We are sad to report that another Sun artist has been lost. Billy Lee Riley (born in Arkansas on October 5, 1933) died on Sunday, August 2, 2009. I met him some years ago after a Memphis In May concert, where he played despite a bad hip.  I received his autograph and we talked.  Despite some health problems he was in great spirits at the time and told me he still enjoyed playing.  Sonny Burgess & the Pacers informed us recently that Billy Lee Riley was in poor health, battling stage 4 cancer. Despite that, his death was not expected. 
Billy Lee Riley recorded TROUBLE BOUND for Jack Clement and Slim Wallace. Sam Phillips of SUN Records obtained the rights and he released TROUBLE BOUND b/w ROCK WITH ME BABY on September 1, 1956 (Sun 245). His first hit was FLYIN’ SAUCER ROCK AND ROLL b/w I WANT YOU BABY, released February 23, 1957 (Sun 260).  
Billy Lee Riley told me that he was never happy with the way he was treated by Sam Philips, who according to Billy, stopped marketing him when he was on a break through with his 3rd record RED HOT b/w PEARLY LEE released September 30, 1957 (Sun 277).  Both sides of this record were backed by Jerry Lee Lewis on piano.  RED HOT promised to be a big hit record, but Sam Phillips switched  the marketing to GREAT BALLS OF FIRE by Jerry Lee Lewis. RED HOT was pulled without a lot of sales.  Riley recorded some more SUN Records but could not get a hit, much to Riley's frustration as the promotion for him had stopped.
Billy Lee Riley was an excellent harmonica, guitar player and singer and always drew large crowds with his driven, wild performances. Riley had a brief solo career with his backing band "The Little Green Men" and left SUN in 1960, starting the Rita record label together with Roland James. Together they produced the national hit record MOUNTAIN OF LOVE by Harold Dorman and then started two other labels--Nita and Mojo.
In 1962, he moved to L.A. and worked as a session musician with the Beach Boys, Dean Martin and many others.  In the early 70’s, Riley quit the music business and returned to Arkansas and went into construction.
In 1978, RED HOT and FLYIN’ SAUCERS ROCK ‘N ROLL were covered by Robert Gordon and Link Ray, which led to Riley’s comeback and further recording at SUN Studio and a full-time return to performing.  His album "Hot Damn" (Capricorn, 1997) was nominated for a Grammy.  In 2006, he released a country CD, Hillbilly Rockin' Man. The album “Billy Lee Riley Sings The Blues” (see photo) was released in The Netherlands in a limited edition.  This album along with the original “stampers” is on display in the Rock' n Roll & Blues Heritage Museum in Clarksdale.
Billy Lee Riley played rock and country, but he was a blues man at heart.
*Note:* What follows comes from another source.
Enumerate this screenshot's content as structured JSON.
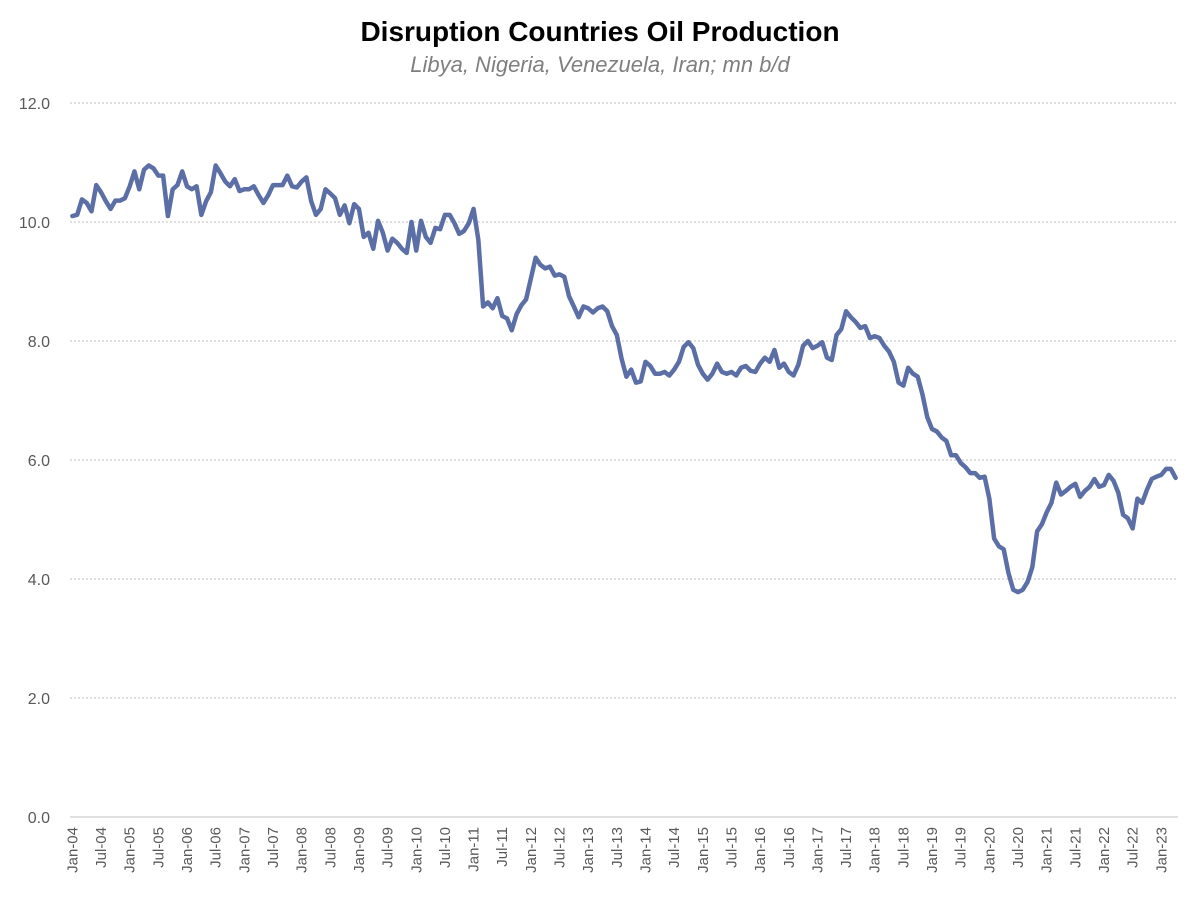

Not something I would usually post but there are some excellent blues tracks from the 60's that have been mistakenly attributed to black American blues artists.

1 comment:

LakerCrazy said...

Thanks X...Sad to hear of the passing of Billy Lee Riley.I used to work with a Rockbilly band and they wanted to cover "Flyin’ Saucers Rock ‘N Roll" after hearing Robert Gordon's version.I found them the original Billy Lee Riley version...and they were knocked out. Whenever they played it...the crowd went crazy.Jump forward to a couple of years ago, I was walking into see Imelda May & Darrell Higham (her husband) play a show when I noticed a guy struggling to carry 3 guitar cases in the show.I offered a hand...and to make a long story short he was personally delivering 3 Classic Fenders that Darrell had bought from him in LA. This was Imelda's last show before heading back to Ireland so hence the delivery. Got to talking to the guy and discovered he used to own a studio in LA in '60's...everybody played there...he said the best guitar player he ever heard play wasn't James Burton...but a guy I probably had never heard of....Billy Lee Riley! Rest In Peace Billy, your music will live forever.